2). Permutation Importance: This method assesses the decrease in model performance when a single feature’s values are randomly shuffled. Unlike MDI, it accounts for feature interactions and correlation. It’s more reliable but additionally more computationally expensive.
# Perform permutation importance on the test set
perm_importance = permutation_importance(reg, X_test, y_test, n_repeats=10, random_state=0)
sorted_idx = perm_importance.importances_mean.argsort()[::-1]
for i in sorted_idx:
    print(f"{X.columns[i]}: {perm_importance.importances_mean[i]:.3f}")
It is necessary to notice that our geographic features lat and long are also useful for visualization because the plot below shows. It’s likely that firms like Zillow leverage location information extensively of their valuation models.

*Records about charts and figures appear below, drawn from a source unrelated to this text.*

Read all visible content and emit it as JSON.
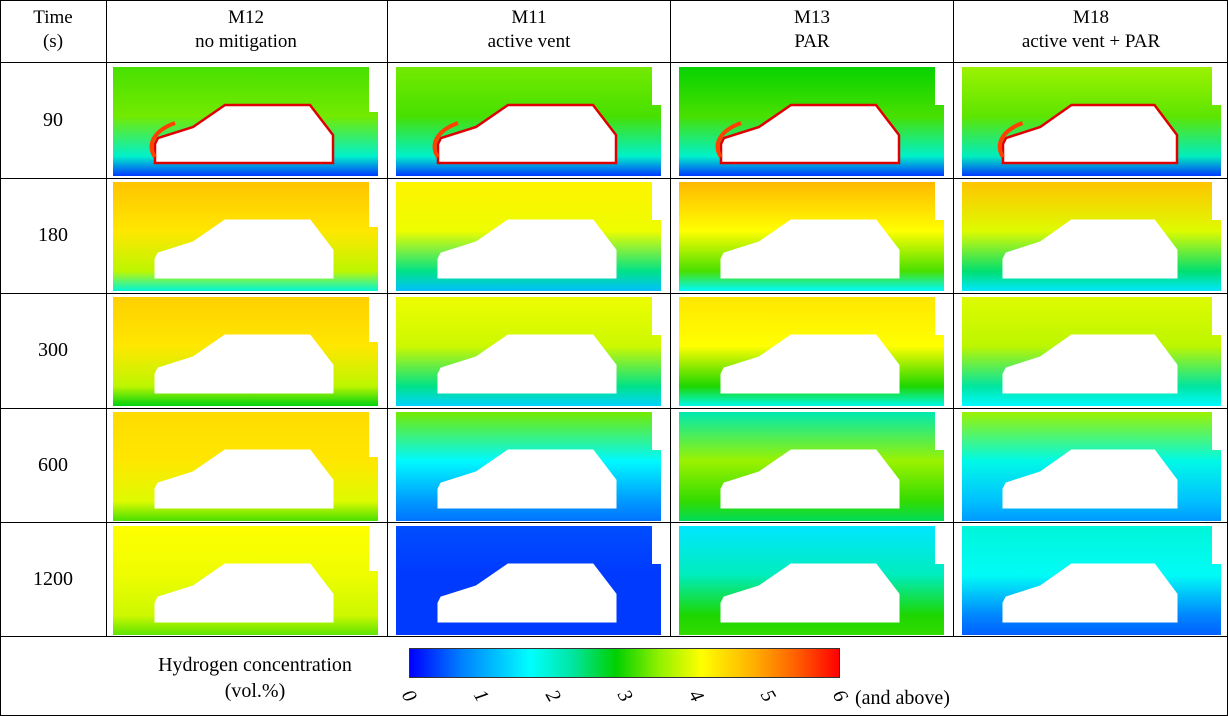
{
  "columns": [
    {
      "id": "time",
      "line1": "Time",
      "line2": "(s)"
    },
    {
      "id": "m12",
      "line1": "M12",
      "line2": "no mitigation"
    },
    {
      "id": "m11",
      "line1": "M11",
      "line2": "active vent"
    },
    {
      "id": "m13",
      "line1": "M13",
      "line2": "PAR"
    },
    {
      "id": "m18",
      "line1": "M18",
      "line2": "active vent + PAR"
    }
  ],
  "rows": [
    {
      "time": "90",
      "levels": [
        {
          "top": 3.0,
          "mid": 3.2,
          "bot": 1.7,
          "floor": 0.3,
          "plume": true
        },
        {
          "top": 3.2,
          "mid": 3.0,
          "bot": 1.7,
          "floor": 0.3,
          "plume": true
        },
        {
          "top": 2.7,
          "mid": 3.0,
          "bot": 1.7,
          "floor": 0.3,
          "plume": true
        },
        {
          "top": 3.4,
          "mid": 3.1,
          "bot": 1.8,
          "floor": 0.3,
          "plume": true
        }
      ]
    },
    {
      "time": "180",
      "levels": [
        {
          "top": 4.5,
          "mid": 4.2,
          "bot": 3.6,
          "floor": 1.6
        },
        {
          "top": 4.1,
          "mid": 3.9,
          "bot": 2.1,
          "floor": 1.0
        },
        {
          "top": 4.6,
          "mid": 4.0,
          "bot": 3.0,
          "floor": 1.3
        },
        {
          "top": 4.5,
          "mid": 3.8,
          "bot": 2.2,
          "floor": 1.2
        }
      ]
    },
    {
      "time": "300",
      "levels": [
        {
          "top": 4.4,
          "mid": 4.2,
          "bot": 3.6,
          "floor": 2.6
        },
        {
          "top": 3.9,
          "mid": 3.7,
          "bot": 2.1,
          "floor": 1.1
        },
        {
          "top": 4.2,
          "mid": 4.0,
          "bot": 2.8,
          "floor": 1.5
        },
        {
          "top": 3.8,
          "mid": 3.6,
          "bot": 2.0,
          "floor": 1.3
        }
      ]
    },
    {
      "time": "600",
      "levels": [
        {
          "top": 4.3,
          "mid": 4.2,
          "bot": 3.8,
          "floor": 3.0
        },
        {
          "top": 3.2,
          "mid": 1.3,
          "bot": 0.8,
          "floor": 0.6
        },
        {
          "top": 1.9,
          "mid": 3.4,
          "bot": 2.9,
          "floor": 2.3
        },
        {
          "top": 3.4,
          "mid": 1.5,
          "bot": 1.0,
          "floor": 0.8
        }
      ]
    },
    {
      "time": "1200",
      "levels": [
        {
          "top": 4.0,
          "mid": 3.9,
          "bot": 3.7,
          "floor": 3.1
        },
        {
          "top": 0.4,
          "mid": 0.3,
          "bot": 0.3,
          "floor": 0.3
        },
        {
          "top": 1.2,
          "mid": 1.8,
          "bot": 2.8,
          "floor": 2.9
        },
        {
          "top": 1.6,
          "mid": 1.4,
          "bot": 0.7,
          "floor": 0.5
        }
      ]
    }
  ],
  "legend": {
    "title_line1": "Hydrogen concentration",
    "title_line2": "(vol.%)",
    "ticks": [
      "0",
      "1",
      "2",
      "3",
      "4",
      "5",
      "6"
    ],
    "suffix": "(and above)",
    "min": 0,
    "max": 6
  },
  "colormap": [
    "#0000ff",
    "#0080ff",
    "#00ffff",
    "#00e5a0",
    "#00d000",
    "#90f000",
    "#ffff00",
    "#ffb000",
    "#ff6000",
    "#ff0000"
  ]
}
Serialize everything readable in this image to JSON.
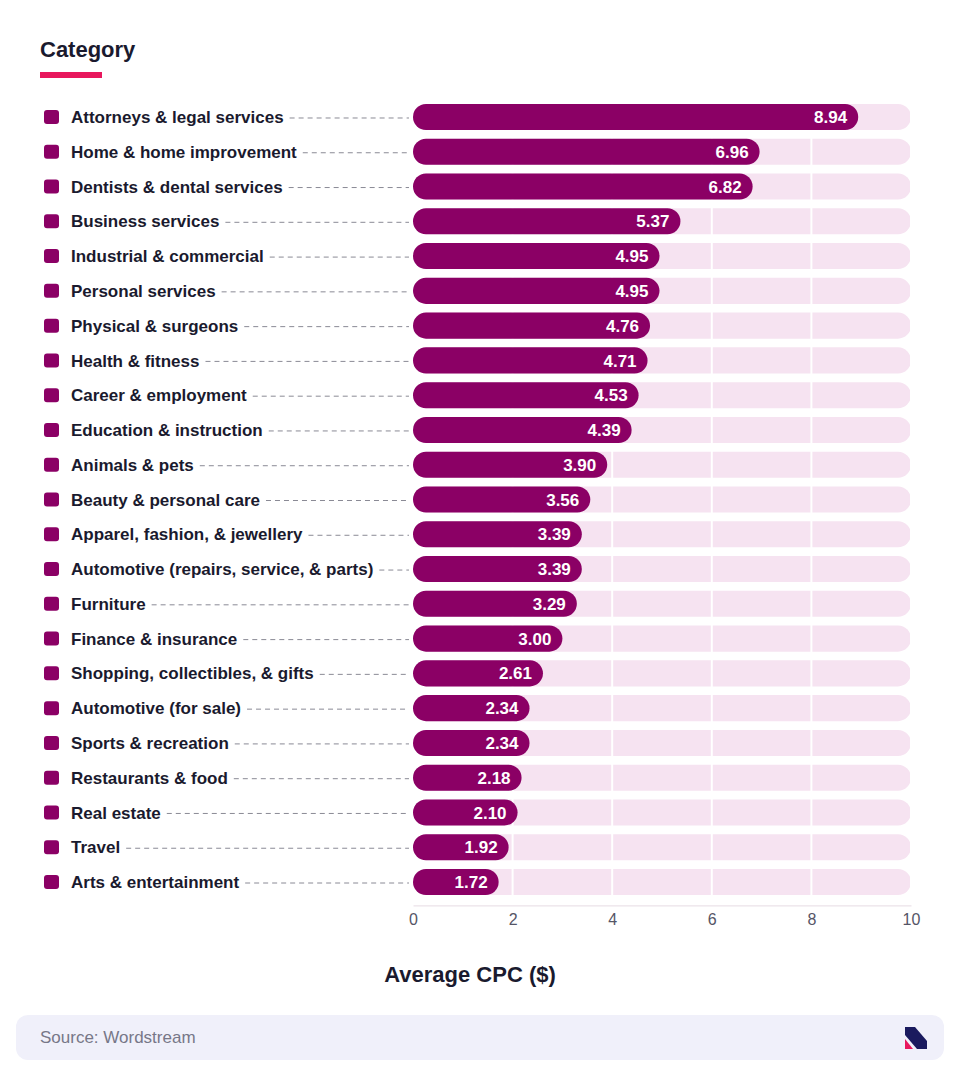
{
  "chart_data": {
    "type": "bar",
    "orientation": "horizontal",
    "y_label": "Category",
    "x_label": "Average CPC ($)",
    "annotations": [
      "Source: Wordstream"
    ],
    "categories": [
      "Attorneys & legal services",
      "Home & home improvement",
      "Dentists & dental services",
      "Business services",
      "Industrial & commercial",
      "Personal services",
      "Physical & surgeons",
      "Health & fitness",
      "Career & employment",
      "Education & instruction",
      "Animals & pets",
      "Beauty & personal care",
      "Apparel, fashion, & jewellery",
      "Automotive (repairs, service, & parts)",
      "Furniture",
      "Finance & insurance",
      "Shopping, collectibles, & gifts",
      "Automotive (for sale)",
      "Sports & recreation",
      "Restaurants & food",
      "Real estate",
      "Travel",
      "Arts & entertainment"
    ],
    "values": [
      8.94,
      6.96,
      6.82,
      5.37,
      4.95,
      4.95,
      4.76,
      4.71,
      4.53,
      4.39,
      3.9,
      3.56,
      3.39,
      3.39,
      3.29,
      3.0,
      2.61,
      2.34,
      2.34,
      2.18,
      2.1,
      1.92,
      1.72
    ],
    "value_labels": [
      "8.94",
      "6.96",
      "6.82",
      "5.37",
      "4.95",
      "4.95",
      "4.76",
      "4.71",
      "4.53",
      "4.39",
      "3.90",
      "3.56",
      "3.39",
      "3.39",
      "3.29",
      "3.00",
      "2.61",
      "2.34",
      "2.34",
      "2.18",
      "2.10",
      "1.92",
      "1.72"
    ],
    "color": "#8b0065",
    "xlim": [
      0,
      10
    ],
    "xticks": [
      0,
      2,
      4,
      6,
      8,
      10
    ],
    "grid": true,
    "data_labels": true
  }
}
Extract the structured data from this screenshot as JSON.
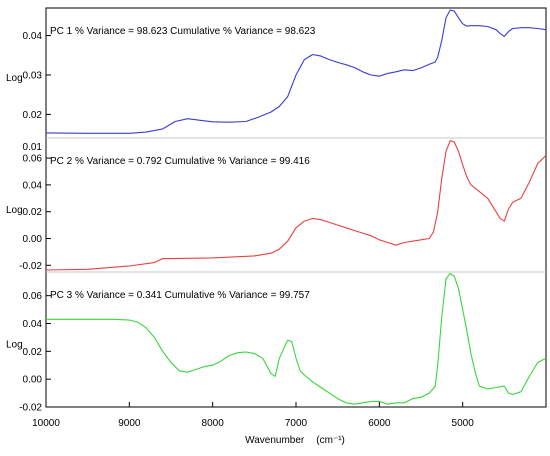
{
  "chart_data": {
    "type": "line",
    "xlabel": "Wavenumber",
    "xunit": "(cm⁻¹)",
    "x_ticks": [
      "10000",
      "9000",
      "8000",
      "7000",
      "6000",
      "5000"
    ],
    "xlim": [
      10000,
      4000
    ],
    "x_reversed": true,
    "grid": false,
    "legend": "none",
    "panels": [
      {
        "title": "PC 1   % Variance =     98.623 Cumulative % Variance =    98.623",
        "ylabel": "Log",
        "color": "#3b3bd6",
        "ylim": [
          0.014,
          0.047
        ],
        "y_ticks": [
          0.02,
          0.03,
          0.04
        ],
        "y_tick_labels": [
          "0.02",
          "0.03",
          "0.04"
        ],
        "x": [
          10000,
          9500,
          9000,
          8800,
          8600,
          8450,
          8300,
          8150,
          8000,
          7800,
          7600,
          7450,
          7300,
          7200,
          7100,
          7000,
          6900,
          6800,
          6700,
          6600,
          6500,
          6400,
          6300,
          6200,
          6100,
          6000,
          5900,
          5800,
          5700,
          5600,
          5500,
          5400,
          5330,
          5300,
          5250,
          5200,
          5150,
          5100,
          5050,
          5000,
          4950,
          4900,
          4800,
          4700,
          4600,
          4550,
          4500,
          4450,
          4400,
          4300,
          4200,
          4100,
          4000
        ],
        "values": [
          0.0153,
          0.0152,
          0.0152,
          0.0155,
          0.0163,
          0.0182,
          0.0189,
          0.0185,
          0.0181,
          0.018,
          0.0182,
          0.0193,
          0.0206,
          0.022,
          0.0245,
          0.03,
          0.0339,
          0.0352,
          0.0348,
          0.0339,
          0.0332,
          0.0326,
          0.0319,
          0.0308,
          0.03,
          0.0297,
          0.0304,
          0.0308,
          0.0313,
          0.0311,
          0.0318,
          0.0327,
          0.0333,
          0.0345,
          0.0388,
          0.0445,
          0.0465,
          0.0462,
          0.0445,
          0.043,
          0.0424,
          0.0425,
          0.0425,
          0.0423,
          0.0415,
          0.0405,
          0.0398,
          0.041,
          0.0418,
          0.042,
          0.042,
          0.0418,
          0.0415
        ]
      },
      {
        "title": "PC 2   % Variance =      0.792 Cumulative % Variance =    99.416",
        "ylabel": "Log",
        "color": "#e84141",
        "ylim": [
          -0.025,
          0.075
        ],
        "y_ticks": [
          -0.02,
          0.0,
          0.02,
          0.04,
          0.06
        ],
        "y_tick_labels": [
          "-0.02",
          "0.00",
          "0.02",
          "0.04",
          "0.06"
        ],
        "top_cut_label": "0.01",
        "x": [
          10000,
          9500,
          9000,
          8700,
          8600,
          8500,
          8000,
          7500,
          7300,
          7200,
          7100,
          7000,
          6900,
          6800,
          6700,
          6600,
          6500,
          6400,
          6300,
          6200,
          6100,
          6000,
          5900,
          5800,
          5700,
          5600,
          5500,
          5400,
          5350,
          5300,
          5250,
          5200,
          5150,
          5100,
          5050,
          5000,
          4950,
          4900,
          4800,
          4700,
          4600,
          4550,
          4500,
          4450,
          4400,
          4300,
          4200,
          4100,
          4000
        ],
        "values": [
          -0.0235,
          -0.023,
          -0.0205,
          -0.018,
          -0.015,
          -0.015,
          -0.0145,
          -0.013,
          -0.011,
          -0.008,
          -0.002,
          0.008,
          0.013,
          0.015,
          0.014,
          0.012,
          0.01,
          0.008,
          0.006,
          0.004,
          0.002,
          -0.001,
          -0.003,
          -0.005,
          -0.003,
          -0.002,
          -0.001,
          0.0,
          0.005,
          0.02,
          0.045,
          0.065,
          0.073,
          0.072,
          0.065,
          0.055,
          0.046,
          0.04,
          0.035,
          0.03,
          0.02,
          0.015,
          0.013,
          0.022,
          0.027,
          0.03,
          0.042,
          0.056,
          0.062
        ]
      },
      {
        "title": "PC 3   % Variance =      0.341 Cumulative % Variance =    99.757",
        "ylabel": "Log",
        "color": "#3ad63a",
        "ylim": [
          -0.02,
          0.077
        ],
        "y_ticks": [
          -0.02,
          0.0,
          0.02,
          0.04,
          0.06
        ],
        "y_tick_labels": [
          "-0.02",
          "0.00",
          "0.02",
          "0.04",
          "0.06"
        ],
        "x": [
          10000,
          9600,
          9200,
          9000,
          8900,
          8800,
          8700,
          8600,
          8500,
          8400,
          8300,
          8200,
          8100,
          8000,
          7900,
          7800,
          7700,
          7600,
          7500,
          7400,
          7300,
          7250,
          7200,
          7100,
          7050,
          7000,
          6950,
          6900,
          6800,
          6700,
          6600,
          6500,
          6400,
          6300,
          6200,
          6100,
          6000,
          5900,
          5800,
          5700,
          5600,
          5500,
          5400,
          5330,
          5300,
          5250,
          5200,
          5150,
          5100,
          5050,
          5000,
          4950,
          4900,
          4850,
          4800,
          4700,
          4600,
          4500,
          4450,
          4400,
          4300,
          4200,
          4100,
          4000
        ],
        "values": [
          0.043,
          0.043,
          0.043,
          0.0425,
          0.041,
          0.037,
          0.03,
          0.02,
          0.012,
          0.006,
          0.005,
          0.007,
          0.009,
          0.01,
          0.013,
          0.017,
          0.019,
          0.0195,
          0.0185,
          0.015,
          0.004,
          0.002,
          0.015,
          0.028,
          0.027,
          0.015,
          0.006,
          0.003,
          -0.002,
          -0.006,
          -0.01,
          -0.014,
          -0.017,
          -0.018,
          -0.017,
          -0.016,
          -0.016,
          -0.018,
          -0.017,
          -0.017,
          -0.014,
          -0.013,
          -0.01,
          -0.005,
          0.01,
          0.045,
          0.072,
          0.076,
          0.074,
          0.065,
          0.05,
          0.035,
          0.018,
          0.005,
          -0.005,
          -0.007,
          -0.006,
          -0.005,
          -0.01,
          -0.011,
          -0.009,
          0.002,
          0.012,
          0.015
        ]
      }
    ]
  }
}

Visualizing Individual Decision Trees in a Random Forest
A Random Forest consists of multiple decision trees—one for every estimator specified via the n_estimators
parameter. After training the model, you may access these individual trees through the .estimators_ attribute. Visualizing a number of of those trees might help illustrate how in a different way every one splits the info on account of bootstrapped training samples and random feature selection at each split. While the sooner example used a RandomForestRegressor, here we exhibit this visualization using a RandomForestClassifier trained on the Breast Cancer Wisconsin dataset (CC BY 4.0 license) to spotlight Random Forests’ versatility for each regression and classification tasks. This short video demonstrates what 100 trained estimators from this dataset appear like.
Fit a Random Forest Model using Scikit-Learn
# Load the Breast Cancer (Diagnostic) Dataset
data = load_breast_cancer()
df = pd.DataFrame(data.data, columns=data.feature_names)
df['target'] = data.goal
# Arrange Data into Features Matrix and Goal Vector
X = df.loc[:, df.columns != 'target']
y = df.loc[:, 'target'].values
# Split the info into training and testing sets
X_train, X_test, Y_train, Y_test = train_test_split(X, y, random_state=0)
# Random Forests in `scikit-learn` (with N = 100)
rf = RandomForestClassifier(n_estimators=100,
                            random_state=0)
rf.fit(X_train, Y_train)
Plotting Individual Estimators (decision trees) from a Random Forest using Matplotlib
You possibly can now view all the person trees from the fitted model.Â
rf.estimators_

You possibly can now visualize individual trees. The code below visualizes the primary decision tree.
fn=data.feature_names
cn=data.target_names
fig, axes = plt.subplots(nrows = 1,ncols = 1,figsize = (4,4), dpi=800)
tree.plot_tree(rf.estimators_[0],
               feature_names = fn,Â
               class_names=cn,
               filled = True);
fig.savefig('rf_individualtree.png')

Although plotting many trees could be difficult to interpret, you might want to explore the variability across estimators. The next example shows methods to visualize the primary five decision trees within the forest:
# This may occasionally not one of the best strategy to view each estimator because it is small
fig, axes = plt.subplots(nrows=1, ncols=5, figsize=(10, 2), dpi=3000)
for index in range(5):
    tree.plot_tree(rf.estimators_[index],
                   feature_names=fn,
                   class_names=cn,
                   filled=True,
                   ax=axes[index])
    axes[index].set_title(f'Estimator: {index}', fontsize=11)
fig.savefig('rf_5trees.png')

Conclusion
Random forests consist of multiple decision trees trained on bootstrapped data so as to achieve higher predictive performance than might be obtained from any of the person decision trees. If you’ve gotten questions or thoughts on the tutorial, be happy to achieve out through YouTube or X.